Significance Threshold: 5.640157924421884e-06

The final result is a list of all pathways in which the targeted proteins are enriched, or over-represented, at a rate higher than random chance.

In [43]:

# display the final data frame
significant_pathways

Out[43]:

	in_target_in_pathway	in_target_not_pathway	not_target_in_pathway	not_target_not_pathway	chi_squared_stat	stable_id	name	p_value
0	3	18	3	678	31.192658	R-HSA-195399	VEGF binds to VEGFR leading to receptor dimeri...	2.336481e-08
1	2	19	1	680	22.942602	R-HSA-194306	Neurophilin interactions with VEGF and VEGFR	1.669114e-06

The results of this analysis suggest that at least two pathways may be affected by the drug sorafenib, based on the known targets of the sorafenib.

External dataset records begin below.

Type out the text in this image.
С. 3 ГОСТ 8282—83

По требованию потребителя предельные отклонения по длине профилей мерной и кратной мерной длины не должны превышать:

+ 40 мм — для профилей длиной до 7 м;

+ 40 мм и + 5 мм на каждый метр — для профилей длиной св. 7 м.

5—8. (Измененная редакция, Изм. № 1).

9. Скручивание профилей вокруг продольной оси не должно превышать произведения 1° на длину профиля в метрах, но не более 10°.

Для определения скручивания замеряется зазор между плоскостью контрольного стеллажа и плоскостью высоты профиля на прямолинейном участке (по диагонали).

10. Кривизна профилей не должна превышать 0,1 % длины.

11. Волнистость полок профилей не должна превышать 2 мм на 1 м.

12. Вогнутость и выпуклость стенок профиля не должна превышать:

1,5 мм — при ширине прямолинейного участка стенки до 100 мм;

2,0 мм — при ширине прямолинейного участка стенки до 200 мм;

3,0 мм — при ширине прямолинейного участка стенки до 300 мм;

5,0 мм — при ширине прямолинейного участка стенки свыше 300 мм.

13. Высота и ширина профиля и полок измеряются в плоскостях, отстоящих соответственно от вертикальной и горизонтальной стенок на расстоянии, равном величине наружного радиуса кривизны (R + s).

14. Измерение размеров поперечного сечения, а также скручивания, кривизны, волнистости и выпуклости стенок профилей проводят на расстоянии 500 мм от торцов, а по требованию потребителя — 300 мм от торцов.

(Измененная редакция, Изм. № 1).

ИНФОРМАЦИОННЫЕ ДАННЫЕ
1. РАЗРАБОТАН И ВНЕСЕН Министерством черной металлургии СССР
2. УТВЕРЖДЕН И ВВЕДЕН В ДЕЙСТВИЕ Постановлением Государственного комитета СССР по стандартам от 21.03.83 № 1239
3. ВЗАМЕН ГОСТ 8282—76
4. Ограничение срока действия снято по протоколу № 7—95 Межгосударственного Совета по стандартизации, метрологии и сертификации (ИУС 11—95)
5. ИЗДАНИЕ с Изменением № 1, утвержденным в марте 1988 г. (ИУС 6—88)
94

Verify Results by Comparing to SciPy Chi-Squared Function¶

We verify these BigQuery results by calculating the same chi-squared statistic using the SciPy package. Comparing the SciPy p-values and statistics to those of the BigQuery-derived results confirms that they are identical.

In [44]:

# extract observed values from bigquery result
observed = chi_squared_pathways[[
  'in_target_in_pathway',
  'in_target_not_pathway',
  'not_target_in_pathway',
  'not_target_not_pathway'
]]

# calculate the chi-squared statistic using the scipy stats package  
chi2_stat = []
chi2_pvalue = []
for index, row in observed.iterrows():
  stat, pvalue, _, _ = stats.chi2_contingency(
    np.reshape(np.matrix(row), (2,2)), correction=True
  )
  chi2_stat.append(stat)
  chi2_pvalue.append(pvalue)

# add columns to the original data frame
chi_squared_pathways['scipy_stat'] = chi2_stat
chi_squared_pathways['scipy_p_value'] = chi2_pvalue

In [45]:

# display the updated data frame
chi_squared_pathways

Out[45]:

	in_target_in_pathway	in_target_not_pathway	not_target_in_pathway	not_target_not_pathway	chi_squared_stat	stable_id	name	p_value	scipy_stat	scipy_p_value
0	3	18	3	678	31.192658	R-HSA-195399	VEGF binds to VEGFR leading to receptor dimeri...	2.336481e-08	31.192658	2.336481e-08
1	2	19	1	680	22.942602	R-HSA-194306	Neurophilin interactions with VEGF and VEGFR	1.669114e-06	22.942602	1.669114e-06
2	4	17	14	667	17.232611	R-HSA-2219530	Constitutive Signaling by Aberrant PI3K in Cancer	3.307106e-05	17.232611	3.307106e-05
3	2	19	2	679	16.508319	R-HSA-525793	Myogenesis	4.843709e-05	16.508319	4.843709e-05
4	2	19	4	677	10.101124	R-HSA-5674499	Negative feedback regulation of MAPK pathway	1.481790e-03	10.101124	1.481790e-03
...	...	...	...	...	...	...	...	...	...	...
62	1	20	12	669	0.033342	R-HSA-1989781	PPARA activates gene expression	8.551126e-01	0.033342	8.551126e-01
63	1	20	12	669	0.033342	R-HSA-2644606	Constitutive Signaling by NOTCH1 PEST Domain M...	8.551126e-01	0.033342	8.551126e-01
64	1	20	12	669	0.033342	R-HSA-2894862	Constitutive Signaling by NOTCH1 HD+PEST Domai...	8.551126e-01	0.033342	8.551126e-01
65	1	20	20	661	0.027803	R-HSA-8939236	RUNX1 regulates transcription of genes involve...	8.675732e-01	0.027803	8.675732e-01
66	1	20	19	662	0.017134	R-HSA-2559580	Oxidative Stress Induced Senescence	8.958574e-01	0.017134	8.958574e-01

67 rows × 10 columns

Conclusion¶

This notebook demonstrated an integrated analysis of the Targetome and Reactome BigQuery datasets for identification of drug targets, identification of cancer pathways targeted by a drug, and pathway enrichment analysis using a chi-squared statistic.